As the rep industry begins to age, it is important to have a succession plan for the benefit of the next generation of employees, as well as the agency’s principals and customers. A well thought out and crafted succession plan will provide for continuity of the agency and will benefit all parties in the event of death, disability or retirement of the owners.
Arrangements for buying or selling a rep agency require an evaluation of the business. Both buyers and sellers should require the use of a reasoned evaluation for determining how much the agency is worth and thus, how much the buyer should expect to pay and the seller should expect to receive from the sale or disposition of the agency.
A common starting point when evaluating a rep agency is to look at the previous one-year’s gross commission income. From there it is important to consider a number of business factors that would tend to increase or decrease the value of the agency. Factors such as long-term and stable relationships with principals and customers, selling products with a potential or likely upside in the marketplace and an agency with an increasing commission stream would tend to increase the value and thus the price. On the other hand, downward sales trends, short-term relationships with principals and customers, high employee turnover and a concentration of revenue in a small number of customers and principals are negative factors that tend to lower the price.
Fixed-Purchase Price
The question then arises as to whether an agency should be sold for a fixed purchase price typically based upon historical performance or a variable price based upon a “looking forward” approach.
A fixed-purchase price can be as straightforward as 100 percent of the previous year’s gross commission income or to smooth out some of the rough edges, the parties may use a two- or three-year average or a weighted average of the two or three prior years. A fixed-purchase price can favor the seller unless commission income is expected to grow in the near future. However, as a practical matter, most sellers are not particularly motivated to sell at a time when there is a steady growth in commission income.
A fixed-purchase price can present a significant problem for both buyer and seller when there is the loss of a key line, important customer, valuable sales employee or a significant portion of the territory which could have a substantial negative impact on the value of the agency and its ability to pay the purchase price. This occurs because a rep agency is rarely purchased for cash but is almost always a “boot strap” transaction where the purchase price is paid from the profits of the agency. Thus, the buyer’s ability to pay the purchase price and the seller’s ability to get paid is almost always dependent upon the stream of commissions available from the agency itself.
Making Adjustments
If using a fixed-purchase price, those transactions may also provide for the purchase price to be adjusted downward based upon an agreed formula upon the loss of a key line, territory, customer or salesperson. This protects the buyer and, in all fairness, there should be an upward adjustment if the commission income increases. Otherwise, the seller is being expected to accept the downward risk while receiving no upside benefit.
Whether representing the buyer or seller, we tend to favor a “looking forward” variable purchase price based upon future performance of the agency. Future performance is often more indicative of the value of the agency than a historical perspective. Also, current and future performance can be more accurately used when crafting a payment formula. For example, the purchase price could be 15 percent of gross commission income, payable monthly for a seven-year period following the sale, which equates to 105 percent of gross commission income. In our experience, most rep agencies can afford to pay 15 percent of gross commission income after a sale without adversely threatening cash flow.
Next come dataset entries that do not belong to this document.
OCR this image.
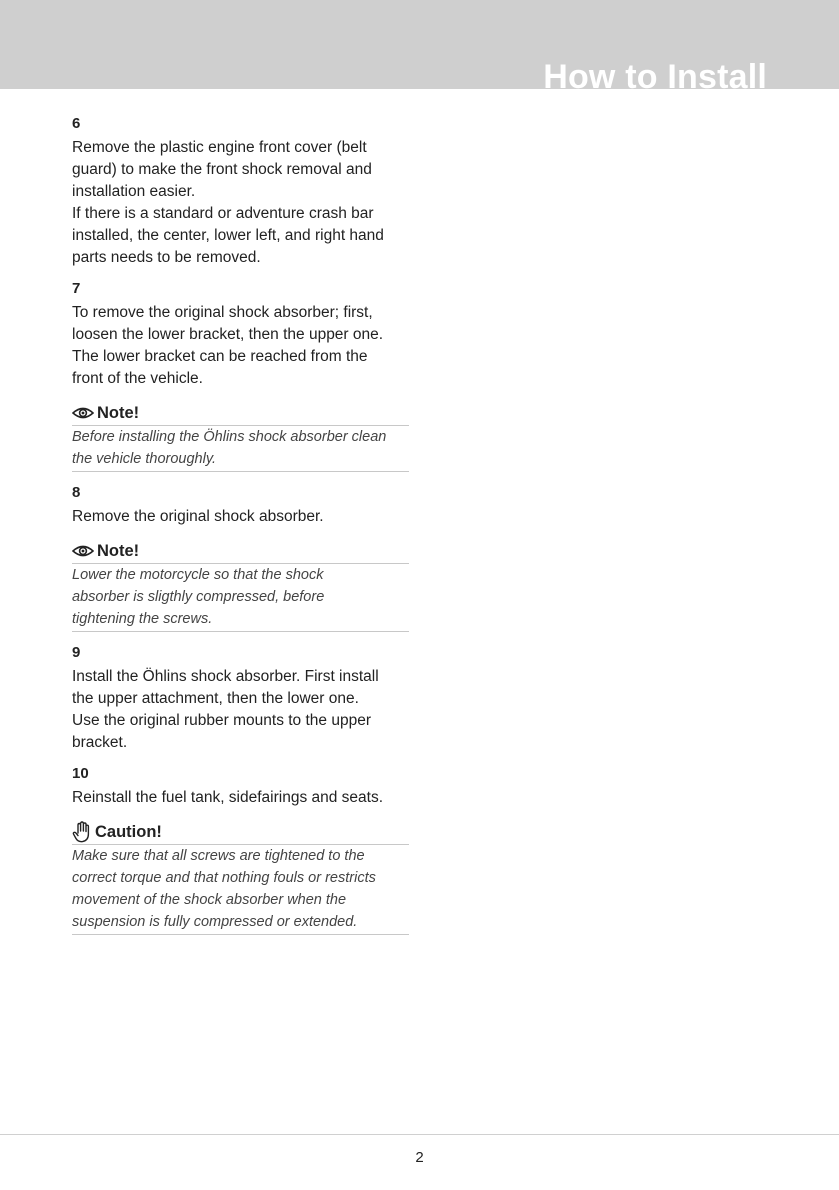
How to Install
6
Remove the plastic engine front cover (belt
guard) to make the front shock removal and
installation easier.
If there is a standard or adventure crash bar
installed, the center, lower left, and right hand
parts needs to be removed.
7
To remove the original shock absorber; first,
loosen the lower bracket, then the upper one.
The lower bracket can be reached from the
front of the vehicle.
Note!
Before installing the Öhlins shock absorber clean
the vehicle thoroughly.
8
Remove the original shock absorber.
Note!
Lower the motorcycle so that the shock
absorber is sligthly compressed, before
tightening the screws.
9
Install the Öhlins shock absorber. First install
the upper attachment, then the lower one.
Use the original rubber mounts to the upper
bracket.
10
Reinstall the fuel tank, sidefairings and seats.
Caution!
Make sure that all screws are tightened to the
correct torque and that nothing fouls or restricts
movement of the shock absorber when the
suspension is fully compressed or extended.
2
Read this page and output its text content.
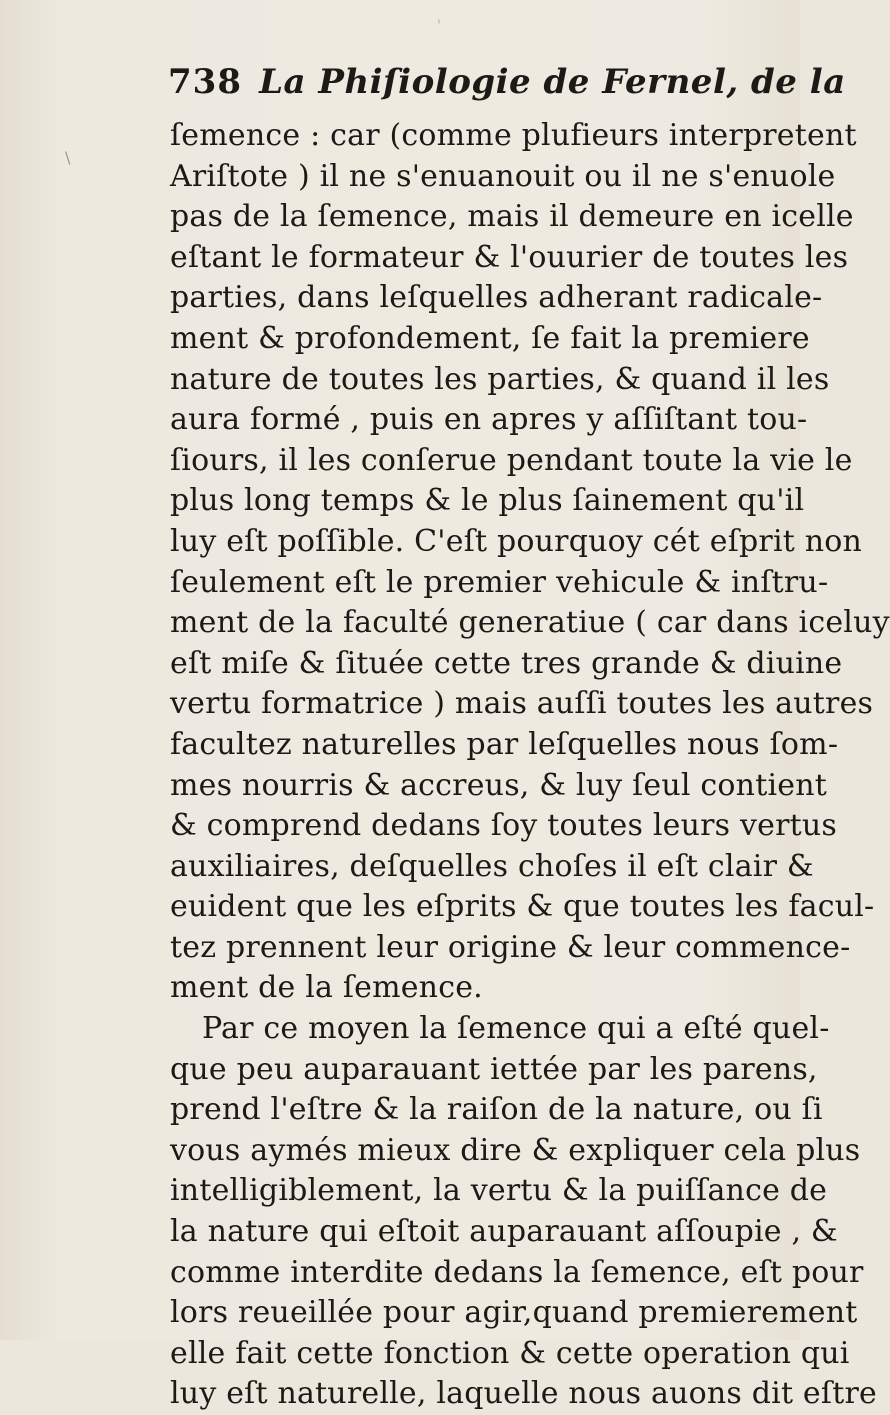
'
\
738 La Phiſiologie de Fernel, de la
ſemence : car (comme plufieurs interpretent
Ariſtote ) il ne s'enuanouit ou il ne s'enuole
pas de la ſemence, mais il demeure en icelle
eſtant le formateur & l'ouurier de toutes les
parties, dans leſquelles adherant radicale-
ment & profondement, ſe fait la premiere
nature de toutes les parties, & quand il les
aura formé , puis en apres y aſſiſtant tou-
ſiours, il les conſerue pendant toute la vie le
plus long temps & le plus ſainement qu'il
luy eſt poſſible. C'eſt pourquoy cét eſprit non
ſeulement eſt le premier vehicule & inſtru-
ment de la faculté generatiue ( car dans iceluy
eſt miſe & ſituée cette tres grande & diuine
vertu formatrice ) mais auſſi toutes les autres
facultez naturelles par leſquelles nous ſom-
mes nourris & accreus, & luy ſeul contient
& comprend dedans ſoy toutes leurs vertus
auxiliaires, deſquelles choſes il eſt clair &
euident que les eſprits & que toutes les facul-
tez prennent leur origine & leur commence-
ment de la ſemence.
Par ce moyen la ſemence qui a eſté quel-
que peu auparauant iettée par les parens,
prend l'eſtre & la raiſon de la nature, ou ſi
vous aymés mieux dire & expliquer cela plus
intelligiblement, la vertu & la puiſſance de
la nature qui eſtoit auparauant aſſoupie , &
comme interdite dedans la ſemence, eſt pour
lors reueillée pour agir,quand premierement
elle fait cette fonction & cette operation qui
luy eſt naturelle, laquelle nous auons dit eſtre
Using a formula and a variable purchase price allows the parties to be somewhat flexible. For example, if due to positive business factors the commission of the agency increases, the seller will receive a higher sales price. The increased commission stream will also allow the buyer to pay the seller a higher sales price. Conversely, if commission income declines for one reason or another, the monthly payments would decrease but it would be unlikely that the buyer could pay a higher monthly payment in any event.
Variable-Purchase Price
The variable-purchase price formula is also flexible in that the parties can include an upper limit cap and a lower limit floor on the price. This will ensure that the buyer will never pay “too much” and the seller will never receive “too little.”
When using a valuation formula for succession planning purposes, the objective is to develop a formula that not only results in an appropriate value but one that also can be applied without generating controversy or incurring substantial expense. For these reasons we generally avoid using EBITDA (earnings before interest, taxes, depreciation and amortization) or providing for the value to be determined by a third-party appraiser, which is not only expensive but time-consuming.
We also counsel clients to avoid using a fixed value as of a certain date subject to periodic review and adjustment. In our experience, most rep agencies will neglect to actually review and adjust the formula and purchase price. This can result in a major dispute when a triggering event occurs, and an outdated valuation is reflected on the agency’s books and records.
Keeping these general principles in mind, it remains the case that every rep agency is unique, and therefore every rep agency requires careful attention paid to both the factors identified above and the particular goals of the buyer and seller. Nevertheless, reps considering buying or selling an agency are well advised to keep these valuation approaches in mind and also rely upon the professional advise of their attorneys and CPAs when negotiating and crafting a purchase/sale agreement.